As I was paying for my purchases, she was back by the lingerie. She fingered one of the Dayam!Bras and said, ‘Wow, these are really cute!’ The salesgirls chimed in immediately on how they are buy one get one half off right now (So what? I’ve never seen them not on sale) and she said, ‘It’s a good deal but I certainly don’t need more padding.’ And she was right. Her lugubrious breasts were hanging down around her waist.

I couldn’t help myself. ‘Actually, they’re not really padded, so much as reinforced. I’m wearing a DD right now. The padding is just there to kind of push everything forward, like a Wonderbra.’

She checked out my rack, which was fairly evident in a slinky black t-shirt. ‘You’re a DD? I’m a DD.’ And I could tell she was looking at my perky girls standing at attention and thinking there was no way that we were the same cup size.
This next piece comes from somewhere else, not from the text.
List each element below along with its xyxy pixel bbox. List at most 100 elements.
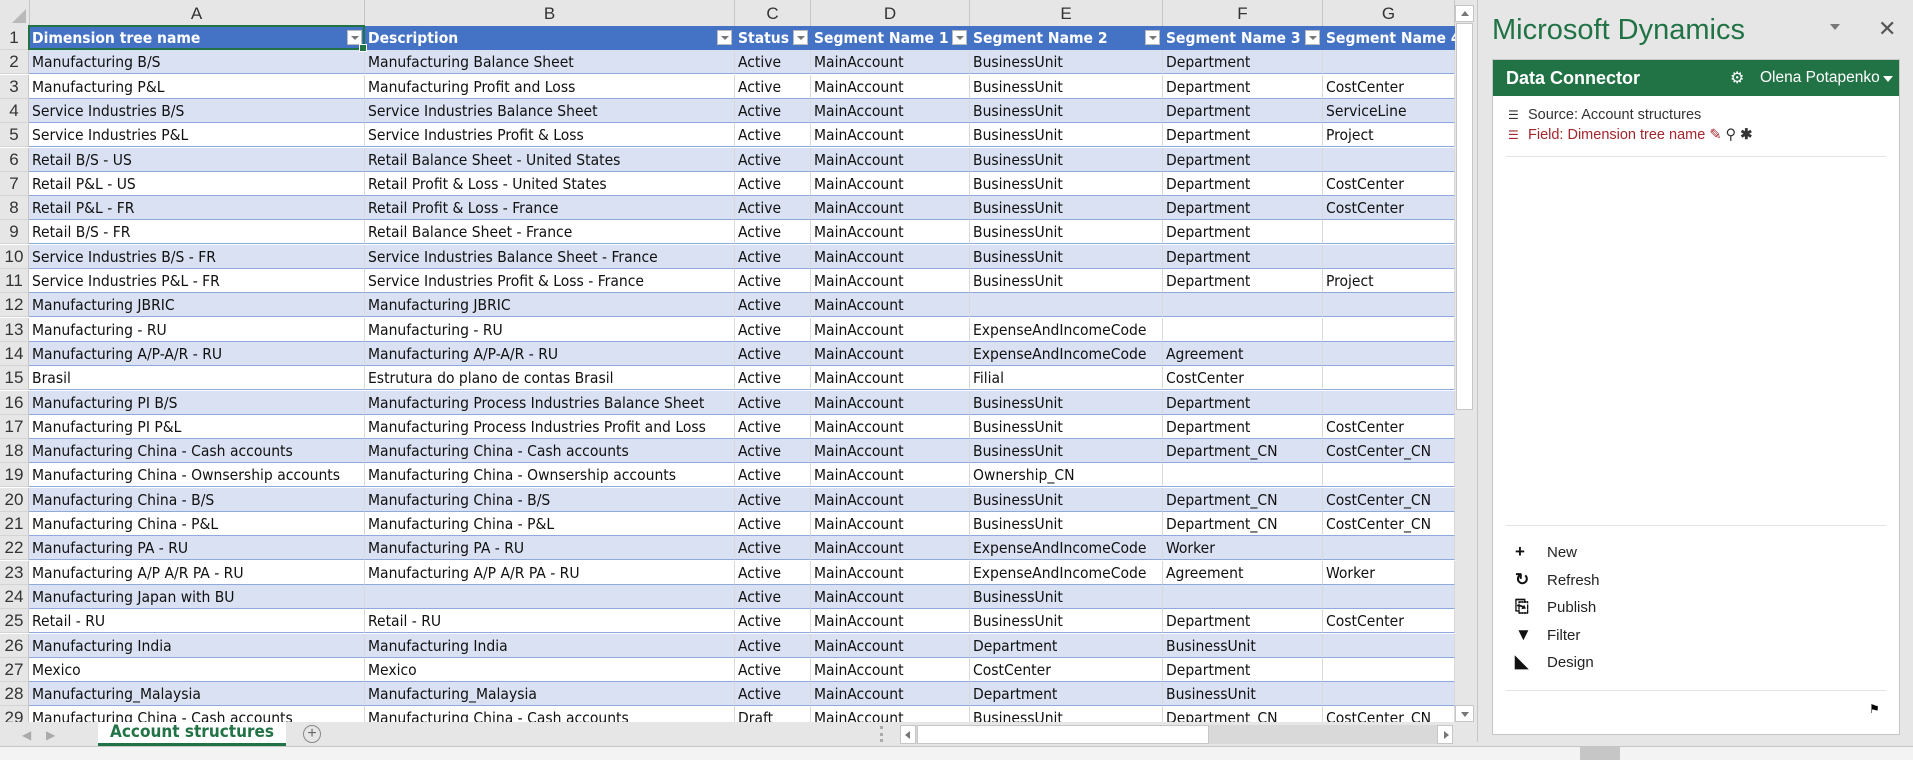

I assured her that the perkiness was all me and she’d be surprised at what the Dayam!Bra could hoist. Then I quipped that my husband is a big fan of the results of the Dayam!Bra as well.

She looked wistfully back at the cute lime bra and said, ‘Well, I wish, but it’s not like anybody would ever see it on me.’

Without thinking, I shot back incredulously, ‘You’re somebody. And you deserve to look cute!’

She looked at me, furrowed her brow and replied, ‘You know, you’re right. I’m getting it. I’m totally getting it!’

‘Great! You’ll love it. Trust me.’ I said over my shoulder, walking out of the store.

‘Thank you! Have a good weekend! Thank you’ thank you, Bra Fairy Godmother!’ She yelled across the store at my back.

I prefer the term ‘Guerilla Fashionista’, but whatever.